We sought to investigate the utility of specific IgE measurement in the diagnosis of isocyanate-induced asthma.


Fifty-eight of 101 patients referred for investigation were diagnosed as having isocyanate-induced occupational asthma by means of history, serial peak flow records, and bronchial provocation tests. Specific IgE antibodies to toluene diisocyanate:human serum albumin (HSA), diphenylmethane diisocyanate:HSA, and hexamethylene diisocyanate: HSA were measured in all patients by Phadebas RAST.

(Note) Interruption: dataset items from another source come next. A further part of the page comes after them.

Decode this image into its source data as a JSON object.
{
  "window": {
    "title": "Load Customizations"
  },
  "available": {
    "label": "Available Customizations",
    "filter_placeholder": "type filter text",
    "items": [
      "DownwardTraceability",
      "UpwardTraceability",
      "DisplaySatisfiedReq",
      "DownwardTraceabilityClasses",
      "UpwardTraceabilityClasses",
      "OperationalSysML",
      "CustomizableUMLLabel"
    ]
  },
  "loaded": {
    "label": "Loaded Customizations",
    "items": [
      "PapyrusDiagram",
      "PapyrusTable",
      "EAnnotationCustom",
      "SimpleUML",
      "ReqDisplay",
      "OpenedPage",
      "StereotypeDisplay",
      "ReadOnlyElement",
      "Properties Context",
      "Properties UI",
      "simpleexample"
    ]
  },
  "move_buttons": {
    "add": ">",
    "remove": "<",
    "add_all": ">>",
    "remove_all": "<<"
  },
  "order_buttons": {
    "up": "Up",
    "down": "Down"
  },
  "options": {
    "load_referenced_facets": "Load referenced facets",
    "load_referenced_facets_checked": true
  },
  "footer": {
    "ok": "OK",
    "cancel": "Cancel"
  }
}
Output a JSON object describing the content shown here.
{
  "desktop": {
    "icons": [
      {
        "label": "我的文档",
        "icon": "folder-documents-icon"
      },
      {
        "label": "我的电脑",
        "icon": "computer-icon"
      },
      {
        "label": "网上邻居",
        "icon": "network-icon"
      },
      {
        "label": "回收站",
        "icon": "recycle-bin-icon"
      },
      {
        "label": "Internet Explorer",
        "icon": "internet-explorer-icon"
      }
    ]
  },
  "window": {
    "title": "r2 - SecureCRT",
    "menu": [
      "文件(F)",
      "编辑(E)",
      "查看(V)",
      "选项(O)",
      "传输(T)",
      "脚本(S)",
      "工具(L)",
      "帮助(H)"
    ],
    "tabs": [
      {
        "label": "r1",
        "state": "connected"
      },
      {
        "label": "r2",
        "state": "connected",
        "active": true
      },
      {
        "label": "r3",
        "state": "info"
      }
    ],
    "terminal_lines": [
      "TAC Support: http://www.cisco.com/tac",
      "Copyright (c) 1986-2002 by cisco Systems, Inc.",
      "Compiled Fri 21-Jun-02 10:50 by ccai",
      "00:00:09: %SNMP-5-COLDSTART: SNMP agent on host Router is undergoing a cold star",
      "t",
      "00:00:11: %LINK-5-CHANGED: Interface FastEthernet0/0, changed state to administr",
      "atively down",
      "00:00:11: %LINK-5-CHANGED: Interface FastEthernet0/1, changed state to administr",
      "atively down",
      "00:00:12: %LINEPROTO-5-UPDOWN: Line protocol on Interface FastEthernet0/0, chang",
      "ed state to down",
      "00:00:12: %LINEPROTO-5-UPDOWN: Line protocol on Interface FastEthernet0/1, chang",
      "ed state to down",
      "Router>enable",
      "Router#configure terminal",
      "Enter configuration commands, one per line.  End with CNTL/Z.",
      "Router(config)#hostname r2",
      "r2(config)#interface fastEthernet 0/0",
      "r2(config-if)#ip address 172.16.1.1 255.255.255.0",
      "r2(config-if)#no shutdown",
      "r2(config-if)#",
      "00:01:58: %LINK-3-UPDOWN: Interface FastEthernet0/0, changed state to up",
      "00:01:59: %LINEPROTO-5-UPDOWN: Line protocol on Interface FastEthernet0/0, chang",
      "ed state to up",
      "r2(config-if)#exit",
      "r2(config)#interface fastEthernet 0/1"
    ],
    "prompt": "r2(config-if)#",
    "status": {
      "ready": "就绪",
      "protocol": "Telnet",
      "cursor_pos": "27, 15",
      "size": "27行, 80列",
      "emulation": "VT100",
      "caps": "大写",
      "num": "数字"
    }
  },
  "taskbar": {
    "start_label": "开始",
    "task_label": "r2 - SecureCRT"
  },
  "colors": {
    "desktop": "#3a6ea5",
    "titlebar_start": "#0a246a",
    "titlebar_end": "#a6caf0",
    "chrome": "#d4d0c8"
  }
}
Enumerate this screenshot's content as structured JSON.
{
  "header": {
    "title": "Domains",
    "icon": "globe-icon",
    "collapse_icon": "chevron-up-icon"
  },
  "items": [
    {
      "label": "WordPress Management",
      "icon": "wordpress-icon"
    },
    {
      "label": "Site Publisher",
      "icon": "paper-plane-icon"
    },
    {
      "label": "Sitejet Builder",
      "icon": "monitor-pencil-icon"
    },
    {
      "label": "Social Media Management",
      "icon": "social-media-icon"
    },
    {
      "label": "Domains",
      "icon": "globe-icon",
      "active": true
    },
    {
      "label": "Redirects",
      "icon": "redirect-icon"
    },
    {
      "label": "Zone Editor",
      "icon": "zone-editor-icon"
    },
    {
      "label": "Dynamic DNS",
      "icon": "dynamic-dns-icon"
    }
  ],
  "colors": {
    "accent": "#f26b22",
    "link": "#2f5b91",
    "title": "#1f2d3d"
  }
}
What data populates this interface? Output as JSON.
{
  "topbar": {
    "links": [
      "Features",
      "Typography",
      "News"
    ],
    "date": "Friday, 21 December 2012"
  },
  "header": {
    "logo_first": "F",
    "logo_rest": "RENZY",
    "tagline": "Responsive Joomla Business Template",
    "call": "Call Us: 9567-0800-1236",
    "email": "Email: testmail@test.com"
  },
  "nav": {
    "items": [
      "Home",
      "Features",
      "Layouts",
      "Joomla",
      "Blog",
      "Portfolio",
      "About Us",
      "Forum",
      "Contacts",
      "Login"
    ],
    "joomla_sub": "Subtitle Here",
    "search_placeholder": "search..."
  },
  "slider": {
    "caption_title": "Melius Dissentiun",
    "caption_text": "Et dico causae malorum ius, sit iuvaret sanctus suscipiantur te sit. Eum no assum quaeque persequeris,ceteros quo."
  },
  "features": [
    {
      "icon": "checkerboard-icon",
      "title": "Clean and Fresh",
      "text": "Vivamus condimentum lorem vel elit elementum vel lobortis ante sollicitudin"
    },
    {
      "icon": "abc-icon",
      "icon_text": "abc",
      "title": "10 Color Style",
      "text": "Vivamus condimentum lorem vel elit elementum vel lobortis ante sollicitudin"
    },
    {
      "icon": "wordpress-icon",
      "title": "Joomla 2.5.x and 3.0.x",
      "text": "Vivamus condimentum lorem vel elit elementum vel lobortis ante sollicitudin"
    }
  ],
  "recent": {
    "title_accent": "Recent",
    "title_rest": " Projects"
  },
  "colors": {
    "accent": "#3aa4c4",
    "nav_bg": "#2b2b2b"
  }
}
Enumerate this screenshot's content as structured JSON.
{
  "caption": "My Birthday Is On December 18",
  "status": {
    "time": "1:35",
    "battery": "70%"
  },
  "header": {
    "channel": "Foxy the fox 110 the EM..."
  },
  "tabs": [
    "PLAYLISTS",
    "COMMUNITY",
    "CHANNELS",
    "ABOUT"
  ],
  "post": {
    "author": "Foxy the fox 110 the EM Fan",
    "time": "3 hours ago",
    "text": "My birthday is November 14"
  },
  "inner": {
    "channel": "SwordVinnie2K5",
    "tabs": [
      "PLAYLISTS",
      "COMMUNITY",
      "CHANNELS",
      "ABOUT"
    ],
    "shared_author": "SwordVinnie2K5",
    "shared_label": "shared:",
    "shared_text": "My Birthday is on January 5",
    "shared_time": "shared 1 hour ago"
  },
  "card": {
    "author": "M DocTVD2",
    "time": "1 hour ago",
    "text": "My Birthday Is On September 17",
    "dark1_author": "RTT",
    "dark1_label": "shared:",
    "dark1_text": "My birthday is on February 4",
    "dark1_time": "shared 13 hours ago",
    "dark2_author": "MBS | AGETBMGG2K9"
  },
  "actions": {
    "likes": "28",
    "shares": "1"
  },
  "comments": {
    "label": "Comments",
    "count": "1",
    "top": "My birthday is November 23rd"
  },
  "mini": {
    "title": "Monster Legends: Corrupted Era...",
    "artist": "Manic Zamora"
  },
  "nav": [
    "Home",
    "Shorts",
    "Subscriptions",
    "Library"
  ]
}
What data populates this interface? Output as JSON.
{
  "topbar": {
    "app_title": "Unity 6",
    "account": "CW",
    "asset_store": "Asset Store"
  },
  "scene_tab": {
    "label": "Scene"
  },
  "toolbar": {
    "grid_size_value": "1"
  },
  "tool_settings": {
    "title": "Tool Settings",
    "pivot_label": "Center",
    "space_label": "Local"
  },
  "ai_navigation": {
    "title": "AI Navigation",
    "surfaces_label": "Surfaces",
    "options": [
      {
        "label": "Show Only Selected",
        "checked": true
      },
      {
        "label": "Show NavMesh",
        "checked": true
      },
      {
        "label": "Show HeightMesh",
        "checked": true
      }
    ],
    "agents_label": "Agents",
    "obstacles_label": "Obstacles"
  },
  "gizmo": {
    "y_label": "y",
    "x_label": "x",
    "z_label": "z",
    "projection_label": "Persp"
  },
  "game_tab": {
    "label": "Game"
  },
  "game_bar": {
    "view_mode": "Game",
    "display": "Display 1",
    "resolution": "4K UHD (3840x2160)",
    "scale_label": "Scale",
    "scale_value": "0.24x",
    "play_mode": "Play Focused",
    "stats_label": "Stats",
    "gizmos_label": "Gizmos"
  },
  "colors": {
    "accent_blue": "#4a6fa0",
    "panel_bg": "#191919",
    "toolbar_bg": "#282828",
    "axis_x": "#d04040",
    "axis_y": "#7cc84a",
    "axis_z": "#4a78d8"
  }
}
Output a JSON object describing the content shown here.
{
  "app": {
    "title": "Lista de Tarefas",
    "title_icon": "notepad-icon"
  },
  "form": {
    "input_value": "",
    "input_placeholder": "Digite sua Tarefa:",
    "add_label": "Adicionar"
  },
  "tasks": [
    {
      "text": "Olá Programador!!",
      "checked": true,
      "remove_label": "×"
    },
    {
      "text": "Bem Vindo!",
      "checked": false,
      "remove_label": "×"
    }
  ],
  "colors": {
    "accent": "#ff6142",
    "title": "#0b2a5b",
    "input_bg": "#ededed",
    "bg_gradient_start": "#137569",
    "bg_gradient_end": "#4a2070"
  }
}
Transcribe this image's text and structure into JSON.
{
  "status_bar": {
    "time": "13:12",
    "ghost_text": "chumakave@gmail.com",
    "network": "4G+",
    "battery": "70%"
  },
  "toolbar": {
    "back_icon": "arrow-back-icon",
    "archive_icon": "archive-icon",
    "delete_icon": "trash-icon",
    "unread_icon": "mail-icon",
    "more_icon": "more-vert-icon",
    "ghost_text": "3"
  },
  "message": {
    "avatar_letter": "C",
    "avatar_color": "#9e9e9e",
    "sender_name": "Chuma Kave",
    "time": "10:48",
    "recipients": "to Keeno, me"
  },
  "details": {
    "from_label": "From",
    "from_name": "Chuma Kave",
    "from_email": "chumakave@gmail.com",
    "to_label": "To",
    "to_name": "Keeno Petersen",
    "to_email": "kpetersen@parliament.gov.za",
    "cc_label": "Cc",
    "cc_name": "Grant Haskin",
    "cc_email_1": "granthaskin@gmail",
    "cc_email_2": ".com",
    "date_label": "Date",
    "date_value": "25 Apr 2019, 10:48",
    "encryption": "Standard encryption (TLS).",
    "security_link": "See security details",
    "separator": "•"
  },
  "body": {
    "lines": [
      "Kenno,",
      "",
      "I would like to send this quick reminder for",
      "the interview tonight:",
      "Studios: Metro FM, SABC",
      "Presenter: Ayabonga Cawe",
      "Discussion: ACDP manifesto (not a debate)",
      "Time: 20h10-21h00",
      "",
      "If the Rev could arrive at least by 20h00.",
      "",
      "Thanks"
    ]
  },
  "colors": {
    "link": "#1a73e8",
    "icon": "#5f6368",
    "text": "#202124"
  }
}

Twenty patients had a RAST ratio of 2 or greater to at least one isocyanate. Thirteen (28%) of the 46 patients with a positive provocation test response had a RAST ratio of 2 or greater, and nine (20%) had a RAST ratio of 3 or greater. Raising the RAST cut-off from 2 or greater to 3 or greater reduced its sensitivity but increased the specificity of the test to 100%. RAST measurement was most likely to be positive within 30 days of exposure. Serial measurements suggested that the half-life of the IgE antibodies was approximately 6 months. Evidence of cross-reactivity between isocyanate RAST responses was found in eight subjects.


Specific IgE to isocyanates is a more specific than sensitive index of occupational asthma. With a RAST score of 3 or greater, it is wholly specific and therefore diagnostic of isocyanate-induced asthma. The sensitivity of specific IgE measurement is highest when blood is taken less than 30 days from last exposure, which is consistent with the observed half-life.